Last year marked the first time in U.S. history that the U.S. saw 2 million people arrested as they attempted to cross into the country from Mexico illegally. The country is on track to do so again, having logged over 1 million such encounters in the last six months.

While Mayorkas said the Biden administration can meet the immigration challenge, he cautioned that “it is going to take a period of time for our approach to gain traction and show results.” He also commended Biden for expanding opportunities for lawful migration “like no other president.”

One of the measures Mayorkas touted was the CBP One app, which migrants are supposed to use to make appointments at immigration processing centers. Human rights organizations, however, say the app is plagued with problems and is a clear example of an ineffective plan for the border.

Pedro De Velasco, director of education and advocacy for the Kino Border Initiative, said the border policies are becoming “stricter and inhumane.”

“How can we look our brothers and sisters into their eyes after they have survived the most unimaginable violence and persecution and tell them that the only way to access much needed asylum is through a dysfunctional application like CBP One,” De Velasco said. 

Some organizations have criticized the plan to make migrants seek asylum in the same countries they are trying to flee or others that are dangerous.

“These measures are geared towards limiting and stopping the entry of poor and vulnerable people into the U.S.,” said Oscar Chacon, executive director of Alianza Americas. “The U.S. government is trying to force them to seek protection in another country before coming to the United States, even though it is aware that such protection is non-existent.”

Republicans have been hammering the administration for weeks for what they say will be an influx of migrants that will overwhelm the border.
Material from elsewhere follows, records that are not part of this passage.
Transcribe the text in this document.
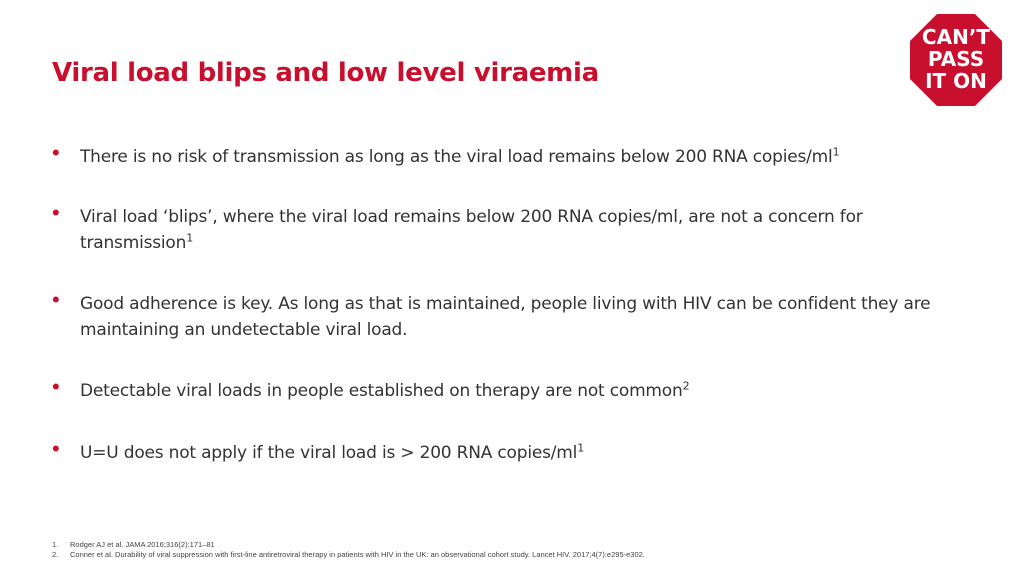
Viral load blips and low level viraemia
CAN’T
PASS
IT ON
•	There is no risk of transmission as long as the viral load remains below 200 RNA copies/$ml^1$
•	Viral load ‘blips’, where the viral load remains below 200 RNA copies/ml, are not a concern for transmission$^1$
•	Good adherence is key. As long as that is maintained, people living with HIV can be confident they are maintaining an undetectable viral load.
•	Detectable viral loads in people established on therapy are not common$^2$
•	U=U does not apply if the viral load is > 200 RNA copies/$ml^1$
1.	Rodger AJ et al. JAMA 2016;316(2):171–81
2.	Conner et al. Durability of viral suppression with first-line antiretroviral therapy in patients with HIV in the UK: an observational cohort study. Lancet HIV. 2017;4(7):e295-e302.
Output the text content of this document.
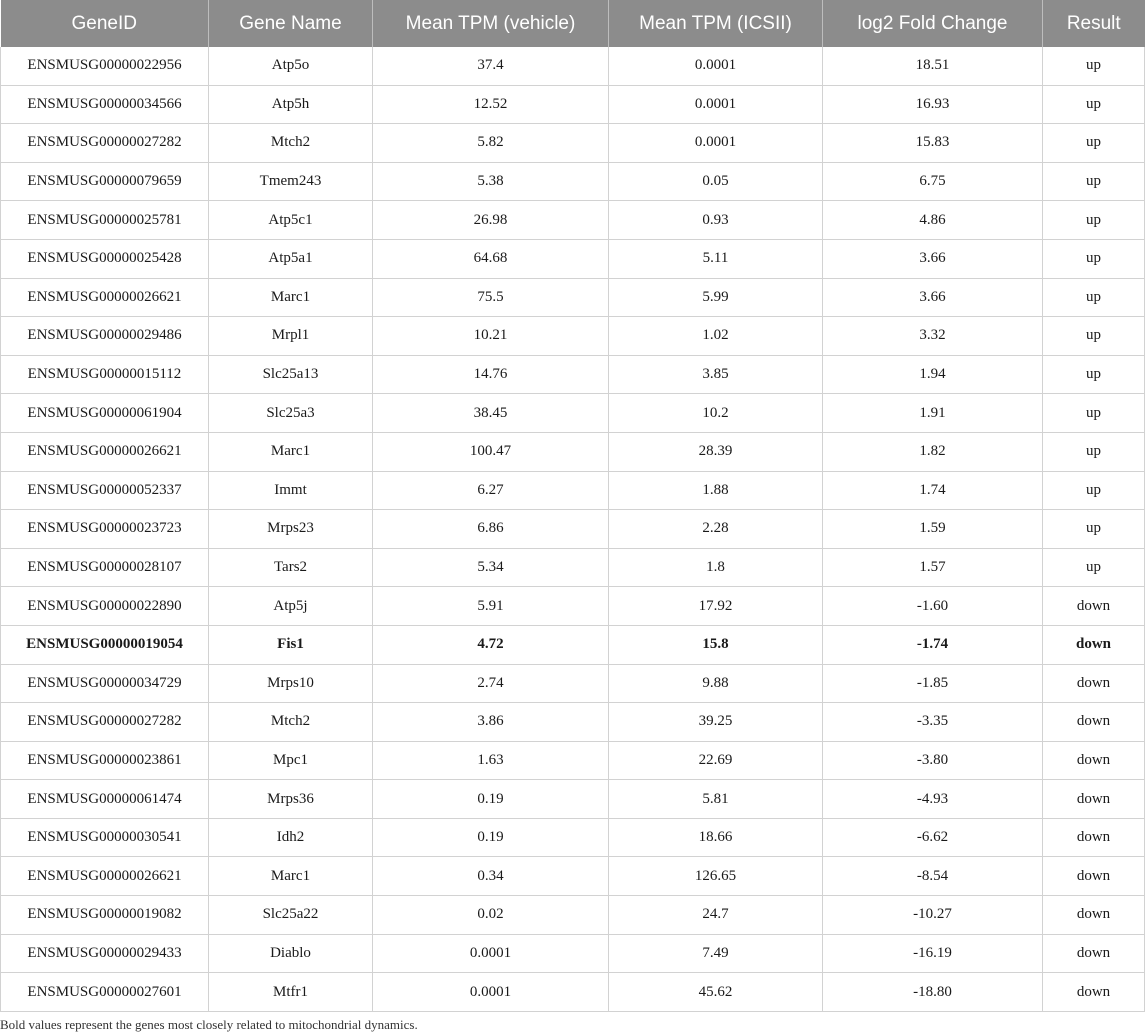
GeneID	Gene Name	Mean TPM (vehicle)	Mean TPM (ICSII)	log2 Fold Change	Result
ENSMUSG00000022956	Atp5o	37.4	0.0001	18.51	up
ENSMUSG00000034566	Atp5h	12.52	0.0001	16.93	up
ENSMUSG00000027282	Mtch2	5.82	0.0001	15.83	up
ENSMUSG00000079659	Tmem243	5.38	0.05	6.75	up
ENSMUSG00000025781	Atp5c1	26.98	0.93	4.86	up
ENSMUSG00000025428	Atp5a1	64.68	5.11	3.66	up
ENSMUSG00000026621	Marc1	75.5	5.99	3.66	up
ENSMUSG00000029486	Mrpl1	10.21	1.02	3.32	up
ENSMUSG00000015112	Slc25a13	14.76	3.85	1.94	up
ENSMUSG00000061904	Slc25a3	38.45	10.2	1.91	up
ENSMUSG00000026621	Marc1	100.47	28.39	1.82	up
ENSMUSG00000052337	Immt	6.27	1.88	1.74	up
ENSMUSG00000023723	Mrps23	6.86	2.28	1.59	up
ENSMUSG00000028107	Tars2	5.34	1.8	1.57	up
ENSMUSG00000022890	Atp5j	5.91	17.92	-1.60	down
ENSMUSG00000019054	Fis1	4.72	15.8	-1.74	down
ENSMUSG00000034729	Mrps10	2.74	9.88	-1.85	down
ENSMUSG00000027282	Mtch2	3.86	39.25	-3.35	down
ENSMUSG00000023861	Mpc1	1.63	22.69	-3.80	down
ENSMUSG00000061474	Mrps36	0.19	5.81	-4.93	down
ENSMUSG00000030541	Idh2	0.19	18.66	-6.62	down
ENSMUSG00000026621	Marc1	0.34	126.65	-8.54	down
ENSMUSG00000019082	Slc25a22	0.02	24.7	-10.27	down
ENSMUSG00000029433	Diablo	0.0001	7.49	-16.19	down
ENSMUSG00000027601	Mtfr1	0.0001	45.62	-18.80	down
Bold values represent the genes most closely related to mitochondrial dynamics.
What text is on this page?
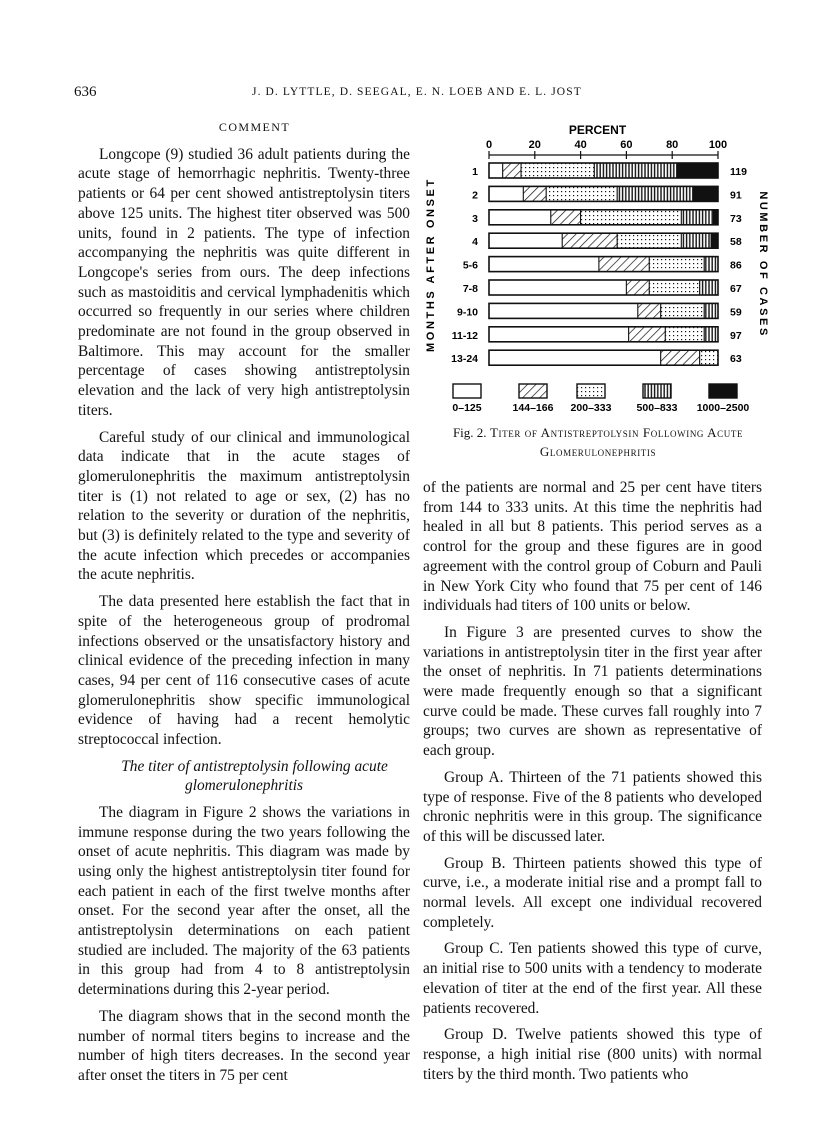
636	J. D. LYTTLE, D. SEEGAL, E. N. LOEB AND E. L. JOST

COMMENT

Longcope (9) studied 36 adult patients during the acute stage of hemorrhagic nephritis. Twenty-three patients or 64 per cent showed antistreptolysin titers above 125 units. The highest titer observed was 500 units, found in 2 patients. The type of infection accompanying the nephritis was quite different in Longcope's series from ours. The deep infections such as mastoiditis and cervical lymphadenitis which occurred so frequently in our series where children predominate are not found in the group observed in Baltimore. This may account for the smaller percentage of cases showing antistreptolysin elevation and the lack of very high antistreptolysin titers.

Careful study of our clinical and immunological data indicate that in the acute stages of glomerulonephritis the maximum antistreptolysin titer is (1) not related to age or sex, (2) has no relation to the severity or duration of the nephritis, but (3) is definitely related to the type and severity of the acute infection which precedes or accompanies the acute nephritis.

The data presented here establish the fact that in spite of the heterogeneous group of prodromal infections observed or the unsatisfactory history and clinical evidence of the preceding infection in many cases, 94 per cent of 116 consecutive cases of acute glomerulonephritis show specific immunological evidence of having had a recent hemolytic streptococcal infection.

The titer of antistreptolysin following acute glomerulonephritis

The diagram in Figure 2 shows the variations in immune response during the two years following the onset of acute nephritis. This diagram was made by using only the highest antistreptolysin titer found for each patient in each of the first twelve months after onset. For the second year after the onset, all the antistreptolysin determinations on each patient studied are included. The majority of the 63 patients in this group had from 4 to 8 antistreptolysin determinations during this 2-year period.

The diagram shows that in the second month the number of normal titers begins to increase and the number of high titers decreases. In the second year after onset the titers in 75 per cent

PERCENT
0	20	40	60	80	100
MONTHS AFTER ONSET	NUMBER OF CASES
1	119
2	91
3	73
4	58
5-6	86
7-8	67
9-10	59
11-12	97
13-24	63
0–125	144–166 200–333 500–833 1000–2500
Fig. 2. Titer of Antistreptolysin Following Acute Glomerulonephritis

of the patients are normal and 25 per cent have titers from 144 to 333 units. At this time the nephritis had healed in all but 8 patients. This period serves as a control for the group and these figures are in good agreement with the control group of Coburn and Pauli in New York City who found that 75 per cent of 146 individuals had titers of 100 units or below.

In Figure 3 are presented curves to show the variations in antistreptolysin titer in the first year after the onset of nephritis. In 71 patients determinations were made frequently enough so that a significant curve could be made. These curves fall roughly into 7 groups; two curves are shown as representative of each group.

Group A. Thirteen of the 71 patients showed this type of response. Five of the 8 patients who developed chronic nephritis were in this group. The significance of this will be discussed later.

Group B. Thirteen patients showed this type of curve, i.e., a moderate initial rise and a prompt fall to normal levels. All except one individual recovered completely.

Group C. Ten patients showed this type of curve, an initial rise to 500 units with a tendency to moderate elevation of titer at the end of the first year. All these patients recovered.

Group D. Twelve patients showed this type of response, a high initial rise (800 units) with normal titers by the third month. Two patients who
“In just a few hours, Joe Biden will allow Title 42 to terminate and he will open the flood gates to a border crisis never before seen and never thought possible,” Georgia Congresswoman Marjorie Taylor Greene, a conservative firebrand, tweeted

Senator Ted Budd, a North Carolina Republican, criticized the Biden administration for what he said was a lack of support at the border.

“In order to be a strong nation, we have to have strong borders. And right now, we don’t have that. We are in the middle of the worst border crisis in our nation’s history,” he said in a press conference Thursday. “We’ve simply got a president that has retreated from his responsibility to defend and protect this country. Bottom line: This is a dereliction of duty.”

Even some Democrats have criticized the administration, with Arizona Representative Ruben Gallego saying his state’s “frontline communities are bracing for a potential surge at the border.”

“Federal agencies have had time to plan, but their efforts have fallen short,” he said in a press release.

The executive branch has placed blame on Congress for a lack of immigration reform, which Mayorkas said has left the U.S. with “a broken, outdated immigration system in place for two decades.”

“We are working with an immigration system that was last reformed in the 1990s,” he said. “Migration has changed dramatically since then and we need our laws updated.”